Reputation: 35
I'm trying to display the frames captured by a CCD camera in real-time using pyplot animation. I wrote a short python script just to test this out, and while it works, it does so erratically. It will quickly update a dozen or so animation frames, then pause for a second, then update again, then pause again, and so on. I'd like to just have it update the plot continuously and smoothly, but I'm not sure where I'm going wrong.
I know it isn't the part where it makes a call to the camera's frame buffer; I tested out just calling that in a loop and it never slowed down, so I think it's somewhere in the actual processing of the animation frames.
My code is below:
import numpy as np
from matplotlib import pyplot as plt
from matplotlib import animation
import Pixis100
import time
# First set up the figure, the axis, and the plot element we want to animate
fig = plt.figure()
ax = fig.add_subplot(111)
# Create ccd object
ccd = Pixis100.device()
ccd.snapshot()
ccd.focusStart()
# focusStart() tells the camera to start putting captured frames into the buffer
line, = ax.plot(ccd.getFrame()[:,2:].sum(axis=0)[::-1],'b-')

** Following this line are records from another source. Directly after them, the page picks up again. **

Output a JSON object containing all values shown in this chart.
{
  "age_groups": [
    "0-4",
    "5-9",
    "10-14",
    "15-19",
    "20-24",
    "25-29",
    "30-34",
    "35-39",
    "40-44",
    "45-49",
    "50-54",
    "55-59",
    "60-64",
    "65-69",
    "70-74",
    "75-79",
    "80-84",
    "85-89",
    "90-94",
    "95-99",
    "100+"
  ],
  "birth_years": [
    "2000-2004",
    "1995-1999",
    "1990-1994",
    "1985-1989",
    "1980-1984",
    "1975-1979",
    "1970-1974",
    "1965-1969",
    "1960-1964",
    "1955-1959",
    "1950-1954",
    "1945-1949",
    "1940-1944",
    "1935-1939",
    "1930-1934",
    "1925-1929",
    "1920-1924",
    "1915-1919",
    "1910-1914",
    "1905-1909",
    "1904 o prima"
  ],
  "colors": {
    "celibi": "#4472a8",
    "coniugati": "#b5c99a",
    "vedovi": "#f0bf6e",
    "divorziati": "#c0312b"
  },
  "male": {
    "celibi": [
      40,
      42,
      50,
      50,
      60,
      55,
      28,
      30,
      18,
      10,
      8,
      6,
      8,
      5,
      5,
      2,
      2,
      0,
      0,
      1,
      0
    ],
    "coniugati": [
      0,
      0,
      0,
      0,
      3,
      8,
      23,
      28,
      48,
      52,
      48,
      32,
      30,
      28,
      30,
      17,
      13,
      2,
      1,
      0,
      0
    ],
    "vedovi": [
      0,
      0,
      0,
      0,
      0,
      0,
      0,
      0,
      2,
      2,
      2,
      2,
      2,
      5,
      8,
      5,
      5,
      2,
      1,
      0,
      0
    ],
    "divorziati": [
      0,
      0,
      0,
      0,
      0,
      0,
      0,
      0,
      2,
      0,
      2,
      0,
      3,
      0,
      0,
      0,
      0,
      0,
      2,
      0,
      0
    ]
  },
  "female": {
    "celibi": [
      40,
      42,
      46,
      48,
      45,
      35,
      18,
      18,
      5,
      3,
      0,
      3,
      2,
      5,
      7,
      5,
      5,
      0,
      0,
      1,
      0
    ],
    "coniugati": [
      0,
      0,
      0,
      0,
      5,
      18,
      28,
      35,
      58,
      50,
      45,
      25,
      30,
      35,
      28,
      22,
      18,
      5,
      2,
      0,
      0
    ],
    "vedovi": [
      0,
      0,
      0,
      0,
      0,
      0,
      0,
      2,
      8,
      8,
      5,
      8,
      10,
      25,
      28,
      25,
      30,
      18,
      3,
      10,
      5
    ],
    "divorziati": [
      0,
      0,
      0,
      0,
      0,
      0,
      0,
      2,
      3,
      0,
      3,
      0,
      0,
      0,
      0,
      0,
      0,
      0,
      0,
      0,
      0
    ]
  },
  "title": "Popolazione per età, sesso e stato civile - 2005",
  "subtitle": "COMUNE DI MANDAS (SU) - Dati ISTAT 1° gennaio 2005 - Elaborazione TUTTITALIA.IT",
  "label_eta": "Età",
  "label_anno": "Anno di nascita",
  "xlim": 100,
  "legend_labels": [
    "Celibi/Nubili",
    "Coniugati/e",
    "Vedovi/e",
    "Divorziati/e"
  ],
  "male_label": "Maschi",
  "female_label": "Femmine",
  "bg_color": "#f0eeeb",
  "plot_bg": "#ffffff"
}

# getFrame() makes a call to the CCD frame buffer and retrieves the most recent frame
# animation function
def update(data):
line.set_ydata(data)
return line,
def data_gen():
while True: yield ccd.getFrame()[:,2:].sum(axis=0)[::-1]
# call the animator
anim = animation.FuncAnimation(fig, update, data_gen,interval=10,blit=True)
plt.show()
ccd.focusStop()
# focusStop() just tells the camera to stop capturing frames
For reference, ccd.getFrame()[:,2:].sum(axis=0)[::-1] returns a 1x1338 array of integers. I wouldn't think this would be too much for the animation to handle at one time.
Upvotes: 0
Views: 3060
Reputation: 87366
The problem is not in animation
, the following works just fine:
import numpy as np
from matplotlib import pyplot as plt
from matplotlib import animation
import time
# First set up the figure, the axis, and the plot element we want to animate
fig = plt.figure()
ax = fig.add_subplot(111)
ax.set_xlim([0, 2 *np.pi])
ax.set_ylim([-1, 1])
th = np.linspace(0, 2 * np.pi, 1000)
line, = ax.plot([],[],'b-', animated=True)
line.set_xdata(th)
# getFrame() makes a call to the CCD frame buffer and retrieves the most recent frame
# animation function
def update(data):
line.set_ydata(data)
return line,
def data_gen():
t = 0
while True:
t +=1
yield np.sin(th + t * np.pi/100)
# call the animator
anim = animation.FuncAnimation(fig, update, data_gen, interval=10, blit=True)
plt.show()
The choppyness may come from either your frame grabber, the computation your are doing on it, or issues with the gui getting enough time on the main thread to re-draw. See time.sleep() required to keep QThread responsive?